Daniel Polansky is the author of Low Town, a noir fantasy novel that takes a darker, less explored path in fantastic fiction:
Drug dealers, hustlers, brothels, dirty politics, corrupt cops . . . and sorcery. Welcome to Low Town.
In the forgotten back alleys and flophouses that lie in the shadows of Rigus, the finest city of the Thirteen Lands, you will find Low Town. It is an ugly place, and its champion is an ugly man. Disgraced intelligence agent. Forgotten war hero. Independent drug dealer. After a fall from grace five years ago, a man known as the Warden leads a life of crime, addicted to cheap violence and expensive drugs. Every day is a constant hustle to find new customers and protect his turf from low-life competition like Tancred the Harelip and Ling Chi, the enigmatic crime lord of the heathens.
The Warden’s life of drugged iniquity is shaken by his discovery of a murdered child down a dead-end street . . . setting him on a collision course with the life he left behind. As a former agent with Black House—the secret police—he knows better than anyone that murder in Low Town is an everyday thing, the kind of crime that doesn’t get investigated. To protect his home, he will take part in a dangerous game of deception between underworld bosses and the psychotic head of Black House, but the truth is far darker than he imagines. In Low Town, no one can be trusted.
Polansky recently spoke with me about his influences and slumming around the globe.
Critics are describing Low Town as “noir fantasy”. Do you agree with this? What does it mean to you?
Sure, I’ll go with it. Low Town takes place in a non-earth setting, with countries and language that doesn’t exist on earth, and there are sword fights — so between those two it’s got a pretty good claim to being a fantasy novel. That said, I think the narrative is set up in a more traditional noir/crime style. There’s not a traditional quest, and the world-shaking consequences which usually accompany fantasy books are absent. It’s more about a guy trying to survive a dangerous situation that he’s largely created through his own mistakes.
Low Town’s protagonist, Warden, is an interesting character: a former war hero and government operative turned criminal. While it would be easy to dismiss him as just a “bad guy”, it seems that he has his own code of ethics. He reminds me of some of the detective characters I’ve run across in noir fiction. I’d love to know if what, if any,works of mystery or pulp fiction influenced his creation.
It would be hard to hide the debt I owe to Raymond Chandler and Dashiell Hammett in particular. The Warden isn’t identical to Marlowe and the Continental op, obviously — he’s a little more bitter, and a good deal less moral. But those two guys in particular were just a tremendous influence on my work — the idea of maintaining some ethical standard in a world which eschews it, that being a decent person is fundamentally out of step with the times, that was a powerful idea for me. And of course they’re both great writers, especially Raymond Chandler, who I just think is criminally underrated in terms of the quality of his prose.
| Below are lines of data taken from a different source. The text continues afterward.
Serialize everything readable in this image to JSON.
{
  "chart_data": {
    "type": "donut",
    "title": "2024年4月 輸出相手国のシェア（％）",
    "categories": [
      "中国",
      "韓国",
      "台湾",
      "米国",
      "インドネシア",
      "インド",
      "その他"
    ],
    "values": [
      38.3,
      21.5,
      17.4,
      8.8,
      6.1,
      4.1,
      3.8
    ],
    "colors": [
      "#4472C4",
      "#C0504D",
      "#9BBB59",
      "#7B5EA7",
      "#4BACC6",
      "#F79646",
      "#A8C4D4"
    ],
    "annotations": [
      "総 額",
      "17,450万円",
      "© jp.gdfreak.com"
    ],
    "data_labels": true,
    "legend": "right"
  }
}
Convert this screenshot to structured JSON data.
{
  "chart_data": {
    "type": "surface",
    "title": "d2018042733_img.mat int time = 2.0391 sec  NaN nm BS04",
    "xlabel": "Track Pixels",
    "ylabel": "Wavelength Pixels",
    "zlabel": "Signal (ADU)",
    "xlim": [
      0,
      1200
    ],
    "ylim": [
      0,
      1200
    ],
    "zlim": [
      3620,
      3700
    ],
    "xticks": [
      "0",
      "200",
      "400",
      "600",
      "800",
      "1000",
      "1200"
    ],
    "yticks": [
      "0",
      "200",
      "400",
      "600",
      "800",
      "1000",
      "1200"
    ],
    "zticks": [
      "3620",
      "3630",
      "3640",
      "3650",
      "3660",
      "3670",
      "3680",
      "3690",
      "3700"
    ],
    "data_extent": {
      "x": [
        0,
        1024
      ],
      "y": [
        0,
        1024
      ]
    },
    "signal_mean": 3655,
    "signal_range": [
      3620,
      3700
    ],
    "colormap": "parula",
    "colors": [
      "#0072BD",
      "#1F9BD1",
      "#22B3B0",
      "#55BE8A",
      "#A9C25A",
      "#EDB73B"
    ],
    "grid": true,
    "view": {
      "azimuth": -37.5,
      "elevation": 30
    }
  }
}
Let’s talk about cities. In a lot of fantasy fiction the cities themselves are characters in their own right. I’m thinking of places like Lankhmar, Sanctuary and New Crobuzon. Were any of these influences? How did you develop Rigus and Low Town?
I’m a childhood fan of Lankhmar, but I don’t know that it had much of a direct effect on the setting of Low Town. I’m a big history buff, so I think probably it was more just doing a lot of thinking about the state of pre-modern societies, the problems the average citizen would be faced with and so on. I’ve spent a lot of time in different cities here on earth, of course, so a certain amount of that made it into the book. I’ve been in slums on three continents! Yay!
How long did it take to take Low Town from initial concept to final product?
If by final product you mean the hard cover copy, about two and a half years. Some of that was finding an agent and then finding a publisher, so I wasn’t exactly hammering prose the entirety of it. The draft itself probably took about four months, I dove into that pretty quick. Down the line of course, I paid for my lack of diligence with a lot of rewrites.
Low Town is your first published novel, but most writers I know have a few earlier works sitting on their hard drives. What about you? Will we see any of them now? A related question: what do you plan to do next?
Actually Low Town is the first substantial work of fiction I ever took a crack at — though in the long wait to get it published I tried my hand at a couple of things which will almost certainly never see the light of day (though my favorite, a novella length piece half The Wild Bunch and half The Wind in the Willows, really ought to). As for what comes next: the sequel to Low Town, to answer succinctly. Still working through a title (those don’t come easy), but hoping to get it out sometime next year.